Foundations of Data Science
Last Updated: 2026-06-03 00:07:47
Abstract
This course introduces data science and machine learning through the full workflow from raw data to insights. Students gain competency in core data operations, essential statistical tools, supervised and unsupervised methods, and ethical practice. Tutorials provide hands‑on experience using Python and IDEs.
Objective
At the end of the course, a student should be able to: 1. Describe and apply core data operations, including collection, cleaning, preprocessing, transformation, and exploratory data analysis. 2. Explain and use simple statistical models (central tendency, variance, correlations, basic probability) to analyze and interpret data. 3. Differentiate major machine learning approaches and analyze their use cases, including regression, classification, and clustering. 4. Describe and apply key supervised learning concepts, including data splits, feature engineering, model selection, and evaluation. 5. Explain and apply foundational unsupervised learning methods, including clustering and dimensionality reduction. 6. Demonstrate good data science practices, including reproducibility, documentation, version control, model validation, and ethical considerations. 7. Use essential data science tools, Python and Integrated Development Environments (IDEs), to implement basic data and machine‑learning workflows.
Content
This course offers an applied introduction to data science and machine learning, guiding students through the complete workflow from raw data to meaningful insights.
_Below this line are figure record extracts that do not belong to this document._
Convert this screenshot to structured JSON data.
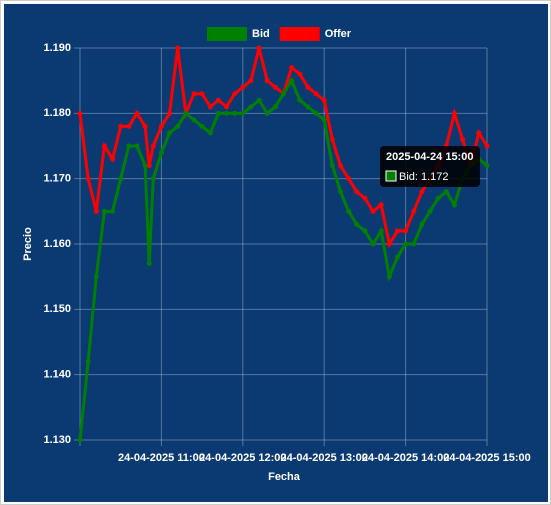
{
  "chart_data": {
    "type": "line",
    "x": [
      10.0,
      10.1,
      10.2,
      10.3,
      10.4,
      10.5,
      10.6,
      10.7,
      10.8,
      10.85,
      10.9,
      11.0,
      11.1,
      11.2,
      11.3,
      11.4,
      11.5,
      11.6,
      11.7,
      11.8,
      11.9,
      12.0,
      12.1,
      12.2,
      12.3,
      12.4,
      12.5,
      12.6,
      12.7,
      12.8,
      12.9,
      13.0,
      13.1,
      13.2,
      13.3,
      13.4,
      13.5,
      13.6,
      13.7,
      13.8,
      13.9,
      14.0,
      14.1,
      14.2,
      14.3,
      14.4,
      14.5,
      14.6,
      14.7,
      14.8,
      14.9,
      15.0
    ],
    "series": [
      {
        "name": "Bid",
        "color": "#008000",
        "values": [
          1.13,
          1.142,
          1.155,
          1.165,
          1.165,
          1.17,
          1.175,
          1.175,
          1.172,
          1.157,
          1.17,
          1.174,
          1.177,
          1.178,
          1.18,
          1.179,
          1.178,
          1.177,
          1.18,
          1.18,
          1.18,
          1.18,
          1.181,
          1.182,
          1.18,
          1.181,
          1.183,
          1.185,
          1.182,
          1.181,
          1.18,
          1.179,
          1.172,
          1.168,
          1.165,
          1.163,
          1.162,
          1.16,
          1.162,
          1.155,
          1.158,
          1.16,
          1.16,
          1.163,
          1.165,
          1.167,
          1.168,
          1.166,
          1.17,
          1.172,
          1.173,
          1.172
        ]
      },
      {
        "name": "Offer",
        "color": "#ff0000",
        "values": [
          1.18,
          1.17,
          1.165,
          1.175,
          1.173,
          1.178,
          1.178,
          1.18,
          1.178,
          1.172,
          1.175,
          1.178,
          1.18,
          1.19,
          1.18,
          1.183,
          1.183,
          1.181,
          1.182,
          1.181,
          1.183,
          1.184,
          1.185,
          1.19,
          1.185,
          1.184,
          1.183,
          1.187,
          1.186,
          1.184,
          1.183,
          1.182,
          1.176,
          1.172,
          1.17,
          1.168,
          1.167,
          1.165,
          1.166,
          1.16,
          1.162,
          1.162,
          1.165,
          1.168,
          1.17,
          1.172,
          1.175,
          1.18,
          1.176,
          1.172,
          1.177,
          1.175
        ]
      }
    ],
    "xlim": [
      10,
      15
    ],
    "xticks": [
      {
        "value": 11,
        "label": "24-04-2025 11:00"
      },
      {
        "value": 12,
        "label": "24-04-2025 12:00"
      },
      {
        "value": 13,
        "label": "24-04-2025 13:00"
      },
      {
        "value": 14,
        "label": "24-04-2025 14:00"
      },
      {
        "value": 15,
        "label": "24-04-2025 15:00"
      }
    ],
    "ylim": [
      1.13,
      1.19
    ],
    "yticks": [
      {
        "value": 1.13,
        "label": "1.130"
      },
      {
        "value": 1.14,
        "label": "1.140"
      },
      {
        "value": 1.15,
        "label": "1.150"
      },
      {
        "value": 1.16,
        "label": "1.160"
      },
      {
        "value": 1.17,
        "label": "1.170"
      },
      {
        "value": 1.18,
        "label": "1.180"
      },
      {
        "value": 1.19,
        "label": "1.190"
      }
    ],
    "x_label": "Fecha",
    "y_label": "Precio",
    "grid": true,
    "legend": "top",
    "tooltip": {
      "title": "2025-04-24 15:00",
      "label": "Bid: 1.172"
    }
  }
}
Students learn to describe and apply core data operations, including data collection, cleaning, preprocessing, transformation, and exploratory data analysis, while building a foundation in simple statistical models and key machine learning methods. Throughout the course, students will be able to explain the purpose of essential statistical tools and use them to analyze data, differentiate between core machine learning approches, and apply core concepts of supervised and unsupervised learning. Emphasis is placed on good data science practices, including reproducibility, documentation, version control, model validation, and responsible and ethical use of machine learning. Students also gain hands‑on experience using Python and integrated development environments to implement data processing and modeling workflows. A central course project leads students through an end to end data science process involving the formulation of a research question, the selection of a dataset, the preprocessing and analysis of data, the application of appropriate models, and the presentation of results. Tutorials support this project by following the same workflow steps and providing dedicated time for guided progress. By the end of the course, students develop the analytical, technical, and methodological skills needed to conduct rigorous data driven research.
General Information
- Language
- English
- Levels
- BSC
- Frequency
- Yearly recurring
Examination
- Type
- session examination
- Mode
- written 90 minutes
- Aids
- None
- Digital
- The exam takes place on devices provided by ETH Zurich.
Course Components
| Type | Title | Time & Place | Hours |
|---|---|---|---|
| lecture | Foundations of Data Science | No time listed | 2 h weekly |
| exercise | Foundations of Data Science | No time listed | 2 h weekly |